29.Bölüm

2.8K 158 159
                                    

Yeni bölümün gelmesi için Oy sınırı +100, yorum sınırı +60'dır. Sınır tamamlandığı an 30.Bölüm gelecektir!

Keyifli okumalar dilerimm!

"Şu lanet yerin bir çıkışı yok mu ya?" diye sesini yüselten Austin ile elimde tuttuğum fenerin ışığını ona doğru doğrulttum. Yüzüne doğrulttuğum şiddetli ışık karşısında gözlerini anında kısarak, elleriyle gözlerini siper aldı ve sinirli bir ifadeyle,"Şu ışığı gözüme tutmaktan vazgeçebilir misin?" dediğinde bir kaç saniye daha inat ederek yüzüne ışığı tutup, beklediğimde yüksek sesle homurdanmaya başlamıştı.

Gülümseyerek ışığı yüzüne doğrultmayı bıraktığım an derin bir nefes aldı ve hiç bozmadığı o çatık kaşlarıyla birlikte yürümeye başladı.

Anna ile birlikte Austin'in bu sinirli tavırlarına karşı birbirimize bakarak sinsice gülerken, Austin her kırkırdamamız da bize daha da çok kızıp azarlıyor, adımlarını hızlandırıp onsuz korkacağımızı zannederek, bizi arkasında bırakıp, çıkışı aramaya devam ediyordu ama bir süre sonra dayanamayıp yürümeyi keserek ona yetişmemizi bekliyordu.

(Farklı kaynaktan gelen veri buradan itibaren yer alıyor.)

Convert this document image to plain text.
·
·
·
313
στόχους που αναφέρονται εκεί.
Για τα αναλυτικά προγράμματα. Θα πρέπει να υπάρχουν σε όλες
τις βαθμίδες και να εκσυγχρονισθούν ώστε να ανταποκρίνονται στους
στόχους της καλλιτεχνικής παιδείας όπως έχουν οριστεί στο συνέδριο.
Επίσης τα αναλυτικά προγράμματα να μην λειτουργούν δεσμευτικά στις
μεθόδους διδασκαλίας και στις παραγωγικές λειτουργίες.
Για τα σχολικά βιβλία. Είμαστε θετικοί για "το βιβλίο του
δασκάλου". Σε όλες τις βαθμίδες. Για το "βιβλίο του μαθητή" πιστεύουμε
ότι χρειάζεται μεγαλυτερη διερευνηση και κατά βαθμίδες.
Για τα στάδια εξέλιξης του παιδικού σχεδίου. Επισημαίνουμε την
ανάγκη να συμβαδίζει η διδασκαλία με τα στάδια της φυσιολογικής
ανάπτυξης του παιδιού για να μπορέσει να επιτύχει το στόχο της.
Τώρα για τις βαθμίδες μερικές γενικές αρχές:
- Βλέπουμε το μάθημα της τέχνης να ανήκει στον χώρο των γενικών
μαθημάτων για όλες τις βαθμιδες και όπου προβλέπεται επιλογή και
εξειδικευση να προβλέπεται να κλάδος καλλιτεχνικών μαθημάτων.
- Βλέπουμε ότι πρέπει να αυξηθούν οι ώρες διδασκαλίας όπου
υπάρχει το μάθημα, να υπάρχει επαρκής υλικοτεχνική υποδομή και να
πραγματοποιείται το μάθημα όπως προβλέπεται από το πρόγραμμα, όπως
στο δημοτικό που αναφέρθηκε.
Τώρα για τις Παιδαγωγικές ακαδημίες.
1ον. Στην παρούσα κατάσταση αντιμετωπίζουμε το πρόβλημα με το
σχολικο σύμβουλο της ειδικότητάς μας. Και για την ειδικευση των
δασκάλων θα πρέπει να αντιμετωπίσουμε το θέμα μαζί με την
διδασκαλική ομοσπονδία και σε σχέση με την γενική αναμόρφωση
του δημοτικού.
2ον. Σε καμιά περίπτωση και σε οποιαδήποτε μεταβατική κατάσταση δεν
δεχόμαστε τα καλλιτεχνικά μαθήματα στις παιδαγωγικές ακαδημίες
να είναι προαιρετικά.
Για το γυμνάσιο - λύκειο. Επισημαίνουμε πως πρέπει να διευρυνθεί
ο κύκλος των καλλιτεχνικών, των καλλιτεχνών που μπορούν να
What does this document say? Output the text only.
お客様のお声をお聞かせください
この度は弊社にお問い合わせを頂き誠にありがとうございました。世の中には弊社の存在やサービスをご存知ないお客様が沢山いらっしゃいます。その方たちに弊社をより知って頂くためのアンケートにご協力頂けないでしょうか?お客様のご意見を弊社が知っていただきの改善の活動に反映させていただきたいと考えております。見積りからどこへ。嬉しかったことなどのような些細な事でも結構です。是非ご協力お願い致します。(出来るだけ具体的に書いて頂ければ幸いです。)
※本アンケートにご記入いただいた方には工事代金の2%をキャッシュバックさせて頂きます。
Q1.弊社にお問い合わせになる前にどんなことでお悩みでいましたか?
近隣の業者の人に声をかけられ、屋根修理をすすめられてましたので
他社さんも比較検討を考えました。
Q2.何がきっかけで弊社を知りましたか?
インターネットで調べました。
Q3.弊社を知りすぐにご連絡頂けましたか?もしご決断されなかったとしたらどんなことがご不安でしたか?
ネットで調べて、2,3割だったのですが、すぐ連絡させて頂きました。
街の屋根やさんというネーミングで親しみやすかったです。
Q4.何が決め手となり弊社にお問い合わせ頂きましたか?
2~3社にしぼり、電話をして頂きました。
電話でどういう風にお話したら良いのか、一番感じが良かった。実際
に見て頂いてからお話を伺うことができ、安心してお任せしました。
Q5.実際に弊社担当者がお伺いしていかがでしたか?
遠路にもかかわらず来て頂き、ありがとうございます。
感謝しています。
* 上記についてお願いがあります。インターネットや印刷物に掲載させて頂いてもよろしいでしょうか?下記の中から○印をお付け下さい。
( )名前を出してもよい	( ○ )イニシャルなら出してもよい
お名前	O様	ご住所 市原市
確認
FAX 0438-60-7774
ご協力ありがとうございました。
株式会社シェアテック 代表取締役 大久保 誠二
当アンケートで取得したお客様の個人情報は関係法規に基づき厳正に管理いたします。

Austin'in bu tatlı sinirli hallerini saatlerdir çekiyorduk ve Anna ile birlikte Austin'in bu hallerine güldükçe daha da sinirlenmesine sebep oluyorduk ve bu kesinlikle çok hoşumuza gidiyordu.

Tabi, Austin hariç...

Kaç saattir yürüdüğümüzü tahmin edemiyordum. Gittikçe gidiyor, yürüdükçe yürüyorduk fakat asla bir çıkışa varamamak, bizi delirtmek üzereydi ve bu durumdan oldukça sıkılmaya başlamıştık. Bu çukurda daha ne kadar ilerleyebilirdik hiç bilemiyordum ama bildiğim tek şey artık sinirlerimiz oldukça gerildiği ve bu karanlık dar çukurda ilerlemenin, bir işkence gibi olduğuydu.

Durum tam olarak şuydu,

Çukura düştüğümüz yer aslında gizli bir yer altı tüneliydi. Çukura düştüğümüz vakit ilk başlarda çukurun bir tünel olduğunu fark edememiştik fakat gördüğümüz duvara asılmış ışıklar, kusursuz bir şekilde kazılmış olan yollar ve yerde dağılmış halde duran ne olduğunu çözemediğimiz iskeletler bize tek bir cevap verebiliyordu.

Burası bir tüneldi.

Fakat asıl sorun, tünelin bir çok kollara ayrılıyor olmasıydı ve biz maalesef her seferinde farklı farklı yönlerden gidiyorduk ve her farklı yöne saptığımız an işler daha da karmaşık bir hale geliyordu..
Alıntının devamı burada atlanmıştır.